Eu tive que rir. Ela era sagaz, tinha um humor sarcástico, articulada também. Gosto dela! Pensei.

Levei Carter até a lavanderia e voltei para o quarto com a intenção de recolher os lençóis da minha cama e mais tarde colocar novos.

Enquanto saía do quarto, pensei em novamente no que faria quando chegasse a hora de dormir.

Droga, Alexander. São dez da manhã! Relaxe! — resmunguei para mim, tentando manter a calma. Era ridícula a forma como eu estava reagindo sobre algo que eu não tinha o controle.

Mas era exatamente aquele o problema. Exatamente.

Eu não tinha controle.
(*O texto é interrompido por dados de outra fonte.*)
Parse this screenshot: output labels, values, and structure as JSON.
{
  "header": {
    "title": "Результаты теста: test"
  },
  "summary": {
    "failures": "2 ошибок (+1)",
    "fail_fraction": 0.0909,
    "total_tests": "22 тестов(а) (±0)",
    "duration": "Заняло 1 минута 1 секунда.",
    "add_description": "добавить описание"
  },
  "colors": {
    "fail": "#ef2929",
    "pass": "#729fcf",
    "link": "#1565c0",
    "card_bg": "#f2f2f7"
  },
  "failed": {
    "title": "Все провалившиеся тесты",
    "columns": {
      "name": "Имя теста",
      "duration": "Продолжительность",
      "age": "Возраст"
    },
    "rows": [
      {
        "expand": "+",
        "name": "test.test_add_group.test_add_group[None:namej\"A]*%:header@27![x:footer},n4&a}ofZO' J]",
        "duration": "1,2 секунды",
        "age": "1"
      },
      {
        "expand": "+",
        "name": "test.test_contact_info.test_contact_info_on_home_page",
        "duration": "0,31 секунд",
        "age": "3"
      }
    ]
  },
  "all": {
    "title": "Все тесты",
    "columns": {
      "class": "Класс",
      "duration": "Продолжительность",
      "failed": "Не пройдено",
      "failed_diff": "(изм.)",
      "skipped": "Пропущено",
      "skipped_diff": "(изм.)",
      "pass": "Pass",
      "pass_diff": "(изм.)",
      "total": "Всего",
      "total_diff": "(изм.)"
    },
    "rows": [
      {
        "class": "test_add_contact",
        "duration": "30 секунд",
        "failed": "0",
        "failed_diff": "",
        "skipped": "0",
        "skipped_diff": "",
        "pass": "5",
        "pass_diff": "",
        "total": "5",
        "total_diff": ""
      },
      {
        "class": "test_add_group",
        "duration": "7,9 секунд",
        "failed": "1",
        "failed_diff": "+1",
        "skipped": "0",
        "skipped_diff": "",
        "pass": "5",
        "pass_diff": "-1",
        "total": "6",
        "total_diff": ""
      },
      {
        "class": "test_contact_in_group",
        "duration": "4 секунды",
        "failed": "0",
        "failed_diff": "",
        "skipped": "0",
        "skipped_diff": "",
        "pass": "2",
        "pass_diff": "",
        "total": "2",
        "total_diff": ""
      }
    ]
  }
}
Não tive controle na noite anterior quando comecei a dançar com ela, não tive controle sobre a quantidade de álcool que ingeri, não me controlei ao ficar com uma desconhecida e trazê-la para a minha casa, não tive controle sobre as minhas memórias e definitivamente não podia controlar o tempo.

Realmente um prato cheio para uma pessoa como eu.

No momento em que passei pela porta, quase tive um ataque cardíaco.

Santo Cristo!

Caterine estava de costas para mim, curvada, tirando calcinha e colocando dentro da máquina de lavar. Senti meu corpo todo esquentar com a visão de parte de sua bunda enquanto ela se abaixava. Quando ficou ereta novamente a camisa voltou a lhe cobrir tudo, ou quase, só então ela percebeu minha presença.

— Hey! Mais roupas? — indagou, sorrindo levemente.

Não respondi, apenas estiquei os lençóis emaranhados para ela tentando evitar qualquer tipo de constrangimento maior.

Constrangimento da minha parte, é claro.

Então eu tinha mais um item para colocar na lista de coisas das quais Alexander Hartnett não tinha controle.

Meu pau.

— Está feliz em me ver, Alex? — Carter perguntou olhando para a minha ereção e sorrindo.

Ok. Isso não evitou qualquer tipo de constrangimento. Principalmente o constrangimento de ser um homem de trinta e poucos anos e não conseguir agir naturalmente na frente de uma mulher como ela. Caterine tinha aquela vibe selvagem, de dizer o que pensava independente da reação que causaria nas pessoas. Isso me deixava desconfortável.

O rubor pré-adolescente aumentou em meu rosto me deixando com raiva de mim, mas como um adulto civilizado, virei minhas costas e saí o mais rápido que pude da apertada lavanderia.

Qual era o problema dela? Pessoas civilizadas não ficavam dando ênfase para certas atitudes e reações dos outros.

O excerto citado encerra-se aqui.